When I worked at the library I had regular “Beading with Betsy” programs, where we’d spend an hour making a bracelet. People would want to design a necklace and I’d remind them that it took an hour just to make a bracelet. A necklace can take hours to design and assemble. I hope I introduced people to the idea of making things by hand – but also to gain a respect for crafter’s time.

Now that I’ve gotten into weaving, people are asking for items in specific lengths and colors. There are several potential problems here. Again, we have the issue with color – what shade?  And then there are concerns with materials – do they want natural, or synthetic? Does it need to be washable with the regular wash, or can it be washed by hand? All of that factors into what kind of yarns I can use – and their prices vary considerably.

As for the length, that is a whole other set of problems. Getting the length exact is impossible, since the item is one length on the loom (which I’d have to keep up with using stitch markers, since the length is wound onto the beam), but another taken off (since it is no longer under tension) and another once wet finished (it usually shrinks). 

The worst commission was from my brother, but that wasn’t a real surprise.  He wanted a rose quartz necklace, hand-linked with sterling silver wire. I had the beads but I had to order the wire. I asked him to send me the money for that in advance – and he didn’t. Christmas was coming, and I was running out of time to make this and get it to him in time. So I went ahead and ordered the wire and made it. He paid me, eventually, but there was a lot of concern if that would even happen.

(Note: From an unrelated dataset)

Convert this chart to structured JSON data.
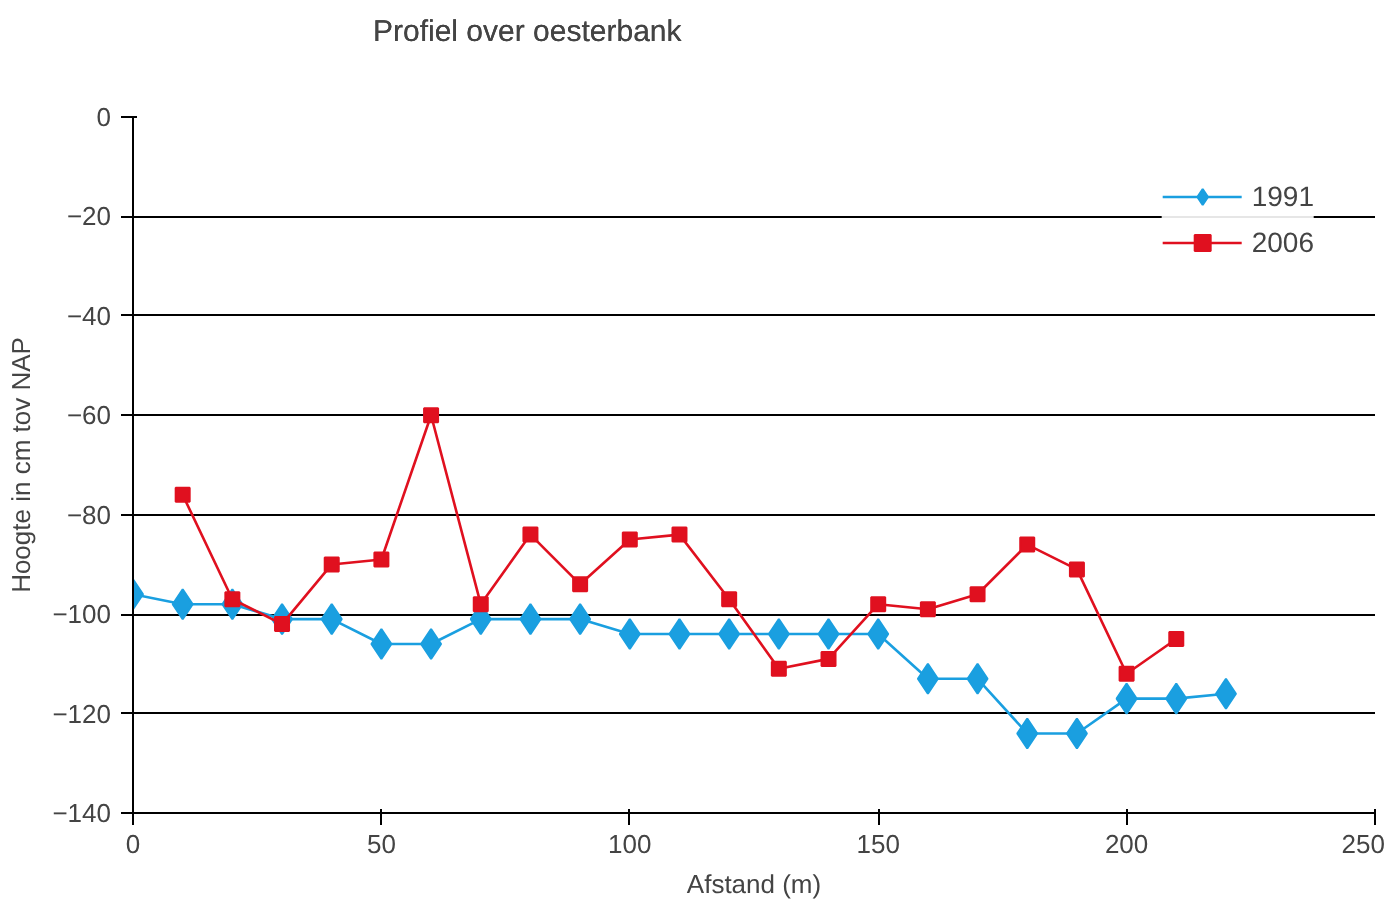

It would have been better for me not to have made his lack of planning my emergency. 

So from now on, IF I take on a special order, the person will have to sign off on the length and the beads (if a necklace, for instance) in advance. They’ll have to pay half before the item is even started. And when they get it, they have to pay the other half. I’ll have to write up a contract including no alterations.

But in general, it is far easier to not take orders at all, and simply let people buy what I’ve already made.